Regardless whether class warfare is good or bad, it exists and will prevent raising any group's tax unless you raise all groups taxes. Or vice-versa on tax cuts. Obama thinks he can just raise tax on the rich, but I don't think he can. I also don't think a tax hike on the rich would raise enough money to make a difference on the budget.

The rich are outnumbered and there are class resentments, but the rich will find a way to un-elect any politicians who raise their tax unless all classes get a tax hike. That would be an example of class envy-- The rich envying the low tax rate of the poor and feeling persecuted. Works both directions, upward and downward. You hear rich guys call talk shows all the time peed-off that they pay more tax than the other fella. O'Reilly and Hannity bitch constantly that they are single-handedly supporting the entire US of A. They pay a slightly higher income tax rate, but they pay a tiny fraction of my 15.3 percent social security rate on every penny I make, no deductions or exceptions. (well it is temporarily lower because of the temporary payroll tax cut). Add SS and Income tax and our rates are not very much different, but they bitch a whole lot more than I do.

Every viable flat tax and consumption tax plan has the poorest people paying zero tax. Even if in principle they SHOULD pay the same tax rate, there is no better way to get all of em out on election day to vote for a commie, than to raise their taxes. There are enough of em to elect a commie in a heartbeat if you get em mad enough to show up on election day. If you raise everybody's taxes the same time, then maybe the po would grudgingly accept it as shared sacrifice. But that's the only way a tax hike on the poor could ever fly.

The middle class is class-envious that the po don't pay as much income tax, so they are about the same as the rich in that regard.

You can call me class envious if you wish but I don't think so-- I don't care how much money some other guy has as long as he leaves me alone. Sometimes rich folk don't leave you alone, but that is a different topic. I also don't get torqued if people barely getting by pay little or no tax. It would be better for our democracy if everybody paid at least a little, but it doesn't bug me.

I don't care if the other guy has a mansion or private jet but damned if I will willingly pay a higher tax rate than a rich man. Equal tax rate is fine. Higher tax rate than the rich guy, no way jose. The only way to have a completely even tax load consumption tax is a flat transaction tax on all transactions, with no exceptions. I'm not aware of any detailed proposals which go that far. The proposals I have studied have exclusions that would make my effective rate significantly higher than a rich man's tax rate. In addition, in order to balance the budget, I'd be paying MORE than today, and today I'm paying enough to buy a new car cash on the barrel every year. Call it class envy, but that won't fly with me, and there are millions with drastically more severe class envy, and they can all vote.

If they pass a flat tax or consumpton tax with me paying a bigger percentage than fat cats, then an obvious conclusion to jump-to, would be that fat cats called in special favors to get it set up thataway.
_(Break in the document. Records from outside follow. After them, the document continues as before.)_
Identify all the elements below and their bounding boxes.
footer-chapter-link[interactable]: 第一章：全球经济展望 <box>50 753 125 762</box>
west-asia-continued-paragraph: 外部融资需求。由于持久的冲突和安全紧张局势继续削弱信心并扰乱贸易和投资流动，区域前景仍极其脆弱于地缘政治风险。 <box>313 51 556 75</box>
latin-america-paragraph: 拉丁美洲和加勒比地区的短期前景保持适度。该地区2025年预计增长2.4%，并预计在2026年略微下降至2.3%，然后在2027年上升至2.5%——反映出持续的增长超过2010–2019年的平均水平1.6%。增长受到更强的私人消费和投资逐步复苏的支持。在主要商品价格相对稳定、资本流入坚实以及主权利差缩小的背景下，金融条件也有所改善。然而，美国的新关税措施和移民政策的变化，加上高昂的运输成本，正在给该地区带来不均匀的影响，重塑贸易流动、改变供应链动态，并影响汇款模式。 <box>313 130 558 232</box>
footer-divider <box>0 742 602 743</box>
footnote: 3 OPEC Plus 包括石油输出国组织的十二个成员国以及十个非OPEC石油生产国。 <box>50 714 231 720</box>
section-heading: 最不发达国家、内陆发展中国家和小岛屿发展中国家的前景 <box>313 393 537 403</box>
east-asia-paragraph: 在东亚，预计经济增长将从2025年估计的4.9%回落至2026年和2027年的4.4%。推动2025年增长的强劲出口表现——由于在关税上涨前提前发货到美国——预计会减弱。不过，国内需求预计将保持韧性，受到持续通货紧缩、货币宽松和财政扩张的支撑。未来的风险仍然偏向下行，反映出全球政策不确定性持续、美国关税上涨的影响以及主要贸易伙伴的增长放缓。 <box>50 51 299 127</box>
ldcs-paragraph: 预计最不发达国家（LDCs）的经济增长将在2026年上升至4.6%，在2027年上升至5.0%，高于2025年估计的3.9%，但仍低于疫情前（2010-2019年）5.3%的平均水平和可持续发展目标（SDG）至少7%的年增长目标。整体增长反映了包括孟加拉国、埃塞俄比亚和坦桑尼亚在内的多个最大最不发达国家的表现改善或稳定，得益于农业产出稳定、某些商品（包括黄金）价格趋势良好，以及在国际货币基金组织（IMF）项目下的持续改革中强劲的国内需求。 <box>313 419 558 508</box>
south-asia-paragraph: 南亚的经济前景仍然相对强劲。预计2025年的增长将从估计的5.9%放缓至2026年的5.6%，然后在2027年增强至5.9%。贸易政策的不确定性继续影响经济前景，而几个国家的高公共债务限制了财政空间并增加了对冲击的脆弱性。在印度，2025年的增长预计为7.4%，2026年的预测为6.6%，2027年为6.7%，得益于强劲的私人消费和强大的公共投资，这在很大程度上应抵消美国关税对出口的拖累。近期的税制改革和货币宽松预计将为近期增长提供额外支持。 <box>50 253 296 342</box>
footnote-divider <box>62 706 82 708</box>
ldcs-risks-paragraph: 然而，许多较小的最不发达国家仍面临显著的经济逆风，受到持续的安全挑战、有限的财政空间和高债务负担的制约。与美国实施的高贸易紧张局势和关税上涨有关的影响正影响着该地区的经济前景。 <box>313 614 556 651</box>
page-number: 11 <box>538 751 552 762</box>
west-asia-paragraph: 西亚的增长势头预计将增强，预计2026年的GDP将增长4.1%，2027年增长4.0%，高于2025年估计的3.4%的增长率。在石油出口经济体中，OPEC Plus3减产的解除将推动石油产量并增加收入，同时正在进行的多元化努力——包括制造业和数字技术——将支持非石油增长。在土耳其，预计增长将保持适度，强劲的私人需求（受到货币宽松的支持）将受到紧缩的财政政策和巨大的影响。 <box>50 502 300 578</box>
It just wouldn't fly.

Posted

There is an article on FoxNews.com in the US section under Trending on Fox News entitled Obama and Romney: Where they stand on the issues. I'm computer challenged to be able bring the source on my post, maybe someone can do that. Fits in with the title of this thread.

Could NOT find it.

When you do, open article, then copy what's in your browser address bar and paste it in post.